I would submit that this is not relevant either.  If Joe Random Hacker
can't follow instructions for downloading and building an additional
package then the chances are not high that he will be able to do any
real debugging.

It probably isn't really the case, but it sure seems like someone who
wants to build a debugger would be slightly more clueful than someone
who wants to build, e.g., mplayer.

Also, we're not talking about having to track down scores of packages,
we're talking about *one* package.  If we actually were talking about
adding about more packages it would actually make less sense to do
something like this.  'src' would be bloated and we'd be in constant
package update mode.

>Perhaps Chris and Daniel don't see any problem because they have the
>latest versions of everything on their machines, at all times.  From
>my point of view, about the worst annoyance of Free Software is what
>happens when I "./configure; make" just to find out that I need two
>more packages, which in turn want each one two more packages, which
>want yet some more ...
>
>This is where I usually tell myself "Welcome to Free Software, where
>maintainers care about users much less than they care about their own
>convenience".  (Present company excluded, of course.)

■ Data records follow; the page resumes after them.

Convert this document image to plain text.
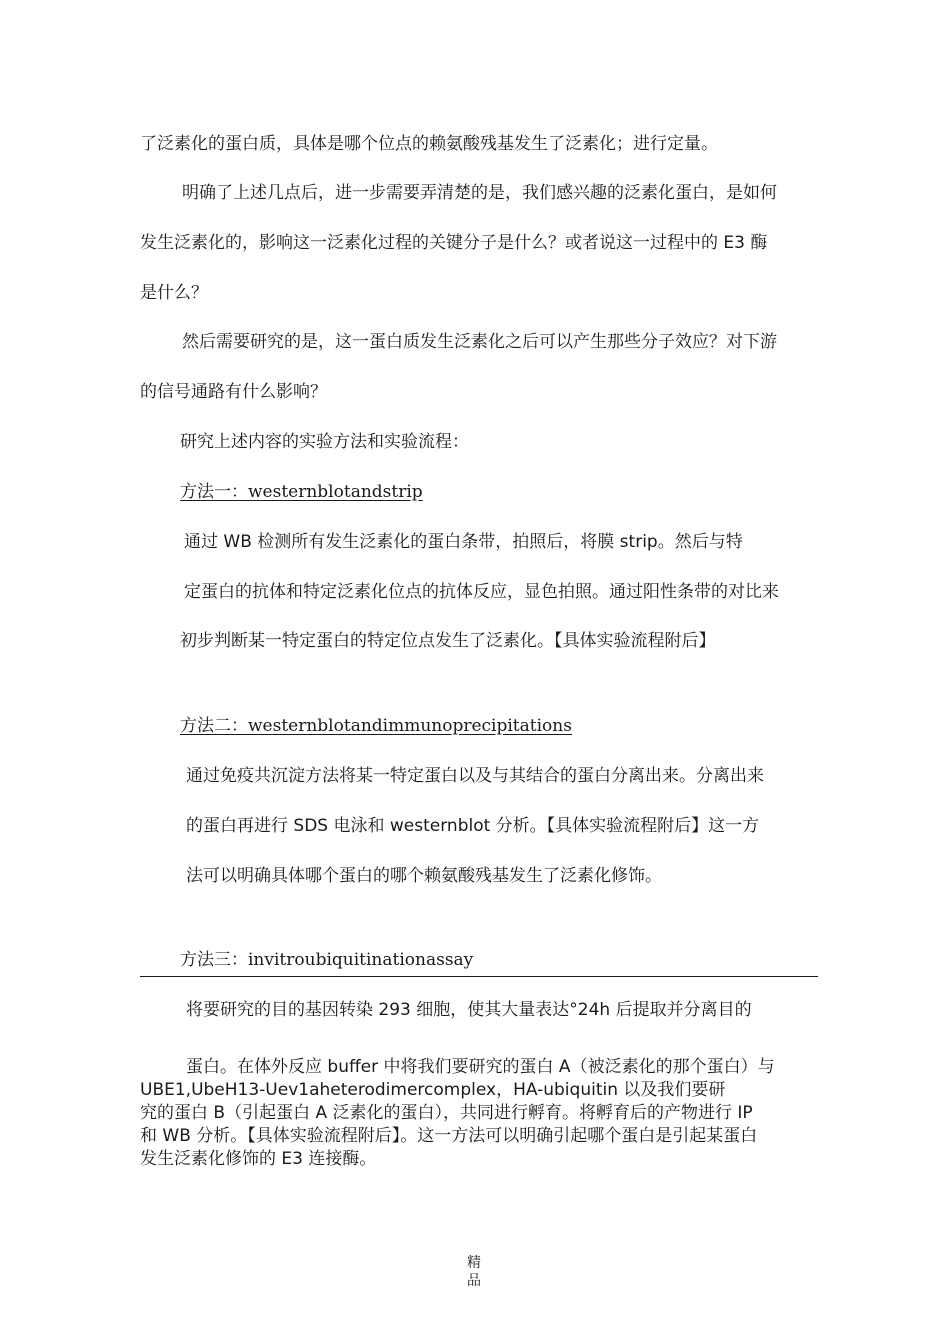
了泛素化的蛋白质，具体是哪个位点的赖氨酸残基发生了泛素化；进行定量。
明确了上述几点后，进一步需要弄清楚的是，我们感兴趣的泛素化蛋白，是如何
发生泛素化的，影响这一泛素化过程的关键分子是什么？或者说这一过程中的 E3 酶
是什么？
然后需要研究的是，这一蛋白质发生泛素化之后可以产生那些分子效应？对下游
的信号通路有什么影响？
研究上述内容的实验方法和实验流程：
方法一：westernblotandstrip
通过 WB 检测所有发生泛素化的蛋白条带，拍照后，将膜 strip。然后与特
定蛋白的抗体和特定泛素化位点的抗体反应，显色拍照。通过阳性条带的对比来
初步判断某一特定蛋白的特定位点发生了泛素化。【具体实验流程附后】
方法二：westernblotandimmunoprecipitations
通过免疫共沉淀方法将某一特定蛋白以及与其结合的蛋白分离出来。分离出来
的蛋白再进行 SDS 电泳和 westernblot 分析。【具体实验流程附后】这一方
法可以明确具体哪个蛋白的哪个赖氨酸残基发生了泛素化修饰。
方法三：invitroubiquitinationassay
将要研究的目的基因转染 293 细胞，使其大量表达°24h 后提取并分离目的
蛋白。在体外反应 buffer 中将我们要研究的蛋白 A（被泛素化的那个蛋白）与
UBE1,UbeH13-Uev1aheterodimercomplex，HA-ubiquitin 以及我们要研
究的蛋白 B（引起蛋白 A 泛素化的蛋白），共同进行孵育。将孵育后的产物进行 IP
和 WB 分析。【具体实验流程附后】。这一方法可以明确引起哪个蛋白是引起某蛋白
发生泛素化修饰的 E3 连接酶。
精
品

I have been in the dependency-chain situation MANY times before and I
have *exactly* the opposite feeling.  I'm actually pretty heartened to
see code reuse in the free software community when it could easily be
the other way around.  People could just be reimplementing, xml parsing
libraries endlessly rather than trying to use existing versions.

It sounds like you're advocating that every project which relies on
external libraries should include the source code for those libraries.
If that is the case, it means that we shouldn't bother with shared
libraries at all.  Every package would, instead, be bloated by the
inclusion of its own version of expat, and openssl, and libtiff, etc.

>In other words, when I download a package, I want it ideally to build
>out of the box, period.

IMO, that is an unrealistic expectation.

>No questions asked, and no additional prerequisites that could turn a
>simple build job into an agony that lasts the better part of my day,
>because each prerequisite package needs a bit of tweaking to build and
>install properly.  By contrast, when I get readline etc.  with GDB, I
>can be _certain_ that someone already tried and succeeded to build
>_this_ version of the library with _this_ configury and _this_ GDB
>release.

And, if you are on linux or windows, you can be certain that your
version of gdb has a different version of readline than every other
package on the system and that gdb is slightly bigger and possibly
slightly incompatible as a result.  I hate this about insight, also.
The problem is even worse there.  That is a standard problem with
including disparate versions of libraries.

But, where does this philosophy end?  Are you *really* advocating that
every shipping package should include the source code of any libraries
that they use?  So gdb should also include ncurses?

That seems wrong if for no other reason than bug fixes for the library
would require changing N packages rather than 1 package.